McGowan dismissed Carney’s speech as “political spin that may have come from the PMO .”

Figures in Carney’s speech show the higher oil prices are part of the explanation for the higher dollar that hurts manufacturing, said McGowan. “So his lips say no, but his figures say yes.”

Later, Neufeld challenged the credentials of economist Robyn Allan who advised the AFL and whose economic analysis shows Canadians will pay with higher prices at the pumps.

Enbridge’s analysis dismissed Allan’s analysis.
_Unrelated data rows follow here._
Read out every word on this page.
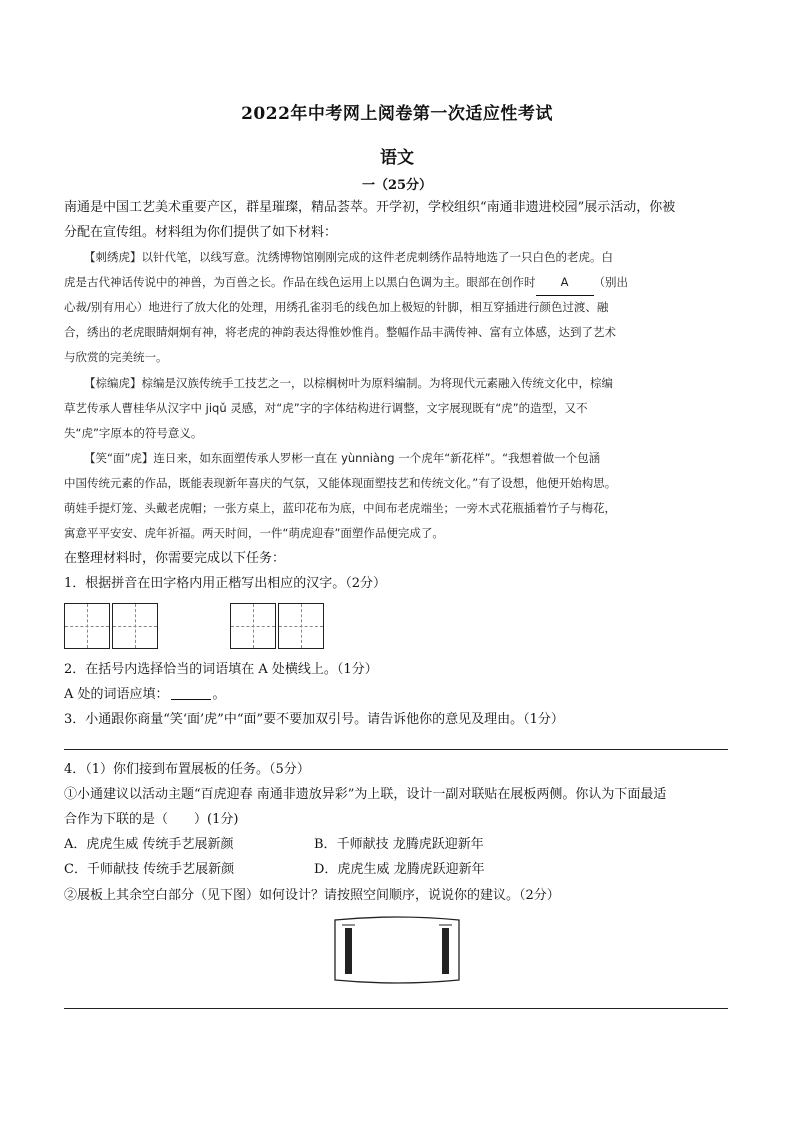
2022年中考网上阅卷第一次适应性考试
语文
一（25分）
南通是中国工艺美术重要产区，群星璀璨，精品荟萃。开学初，学校组织“南通非遗进校园”展示活动，你被
分配在宣传组。材料组为你们提供了如下材料：
【刺绣虎】以针代笔，以线写意。沈绣博物馆刚刚完成的这件老虎刺绣作品特地选了一只白色的老虎。白
虎是古代神话传说中的神兽，为百兽之长。作品在线色运用上以黑白色调为主。眼部在创作时 A （别出
心裁/别有用心）地进行了放大化的处理，用绣孔雀羽毛的线色加上极短的针脚，相互穿插进行颜色过渡、融
合，绣出的老虎眼睛炯炯有神，将老虎的神韵表达得惟妙惟肖。整幅作品丰满传神、富有立体感，达到了艺术
与欣赏的完美统一。
【棕编虎】棕编是汉族传统手工技艺之一，以棕榈树叶为原料编制。为将现代元素融入传统文化中，棕编
草艺传承人曹桂华从汉字中 jiqǔ 灵感，对“虎”字的字体结构进行调整，文字展现既有“虎”的造型，又不
失“虎”字原本的符号意义。
【笑“面”虎】连日来，如东面塑传承人罗彬一直在 yùnniàng 一个虎年“新花样”。“我想着做一个包涵
中国传统元素的作品，既能表现新年喜庆的气氛，又能体现面塑技艺和传统文化。”有了设想，他便开始构思。
萌娃手提灯笼、头戴老虎帽；一张方桌上，蓝印花布为底，中间布老虎端坐；一旁木式花瓶插着竹子与梅花，
寓意平平安安、虎年祈福。两天时间，一件“萌虎迎春”面塑作品便完成了。
在整理材料时，你需要完成以下任务：
1．根据拼音在田字格内用正楷写出相应的汉字。（2分）
2．在括号内选择恰当的词语填在 A 处横线上。（1分）
A 处的词语应填：	。
3．小通跟你商量“笑‘面’虎”中“面”要不要加双引号。请告诉他你的意见及理由。（1分）
4．（1）你们接到布置展板的任务。（5分）
①小通建议以活动主题“百虎迎春 南通非遗放异彩”为上联，设计一副对联贴在展板两侧。你认为下面最适
合作为下联的是（　　）(1分)
A．虎虎生威 传统手艺展新颜	B．千师献技 龙腾虎跃迎新年
C．千师献技 传统手艺展新颜	D．虎虎生威 龙腾虎跃迎新年
②展板上其余空白部分（见下图）如何设计？请按照空间顺序，说说你的建议。（2分）
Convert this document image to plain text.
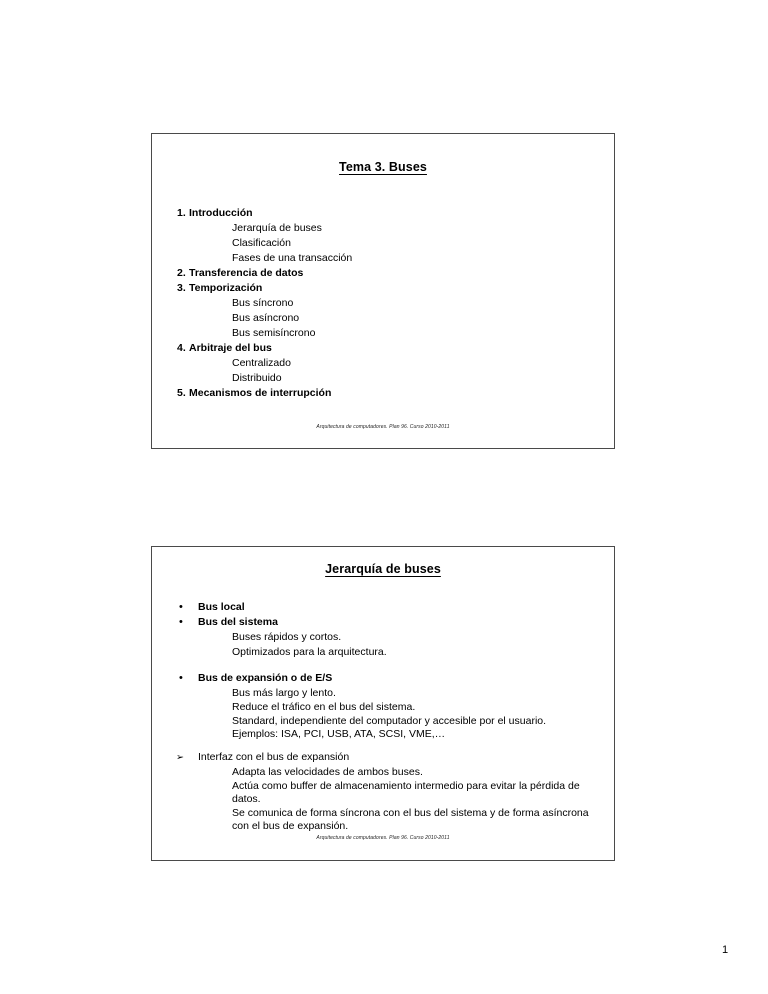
Tema 3. Buses
1. Introducción
Jerarquía de buses
Clasificación
Fases de una transacción
2. Transferencia de datos
3. Temporización
Bus síncrono
Bus asíncrono
Bus semisíncrono
4. Arbitraje del bus
Centralizado
Distribuido
5. Mecanismos de interrupción
Arquitectura de computadores. Plan 96. Curso 2010-2011
Jerarquía de buses
• Bus local
• Bus del sistema
Buses rápidos y cortos.
Optimizados para la arquitectura.
• Bus de expansión o de E/S
Bus más largo y lento.
Reduce el tráfico en el bus del sistema.
Standard, independiente del computador y accesible por el usuario.
Ejemplos: ISA, PCI, USB, ATA, SCSI, VME,…
➢ Interfaz con el bus de expansión
Adapta las velocidades de ambos buses.
Actúa como buffer de almacenamiento intermedio para evitar la pérdida de datos.
Se comunica de forma síncrona con el bus del sistema y de forma asíncrona con el bus de expansión.
Arquitectura de computadores. Plan 96. Curso 2010-2011
1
Northern Gateway will take 525,000 barrels a day of bitumen out of Western Canada, resulting in higher prices to western Canadian producers.

But the new pipeline would not cause an increase in prices for imported oil paid by eastern Canadian refineries, said Neufeld.

Meanwhile, Canada’s Buildings Trades Council, a national organization of construction unions and the Teamsters, came out in favour of the Northern Gateway project.

Canadian construction workers in both Eastern and Western Canada will benefit from thousands of jobs generated in building the pipeline, say the releases.

“The pipeline will further cement our place as an oil producing country in an increasing energy hungry world” and will contribute to Canada’s reputation “an energy super power,” said the organization, adding that every one dollar spent in construction generates two dollars in the economy.

Later in the day, an AFL lawyer questioned five companies who intend to use the Gateway pipeline to ship bitumen — Cenovus, MEG, Nexen, Suncor and Total.

Calgary-based MEG corporation is currently building a 470,000 a day pipeline from Fort McMurray to Bruderheim near Edmonton. About 130,000 barrels a day of condensate will be needed to blend with the bitumen to get it to flow in the pipeline. That supply will “come into Canada from somewhere,” they told the panel.

The review panel must submit its recommendation by December 2013. The federal government will make the final decision.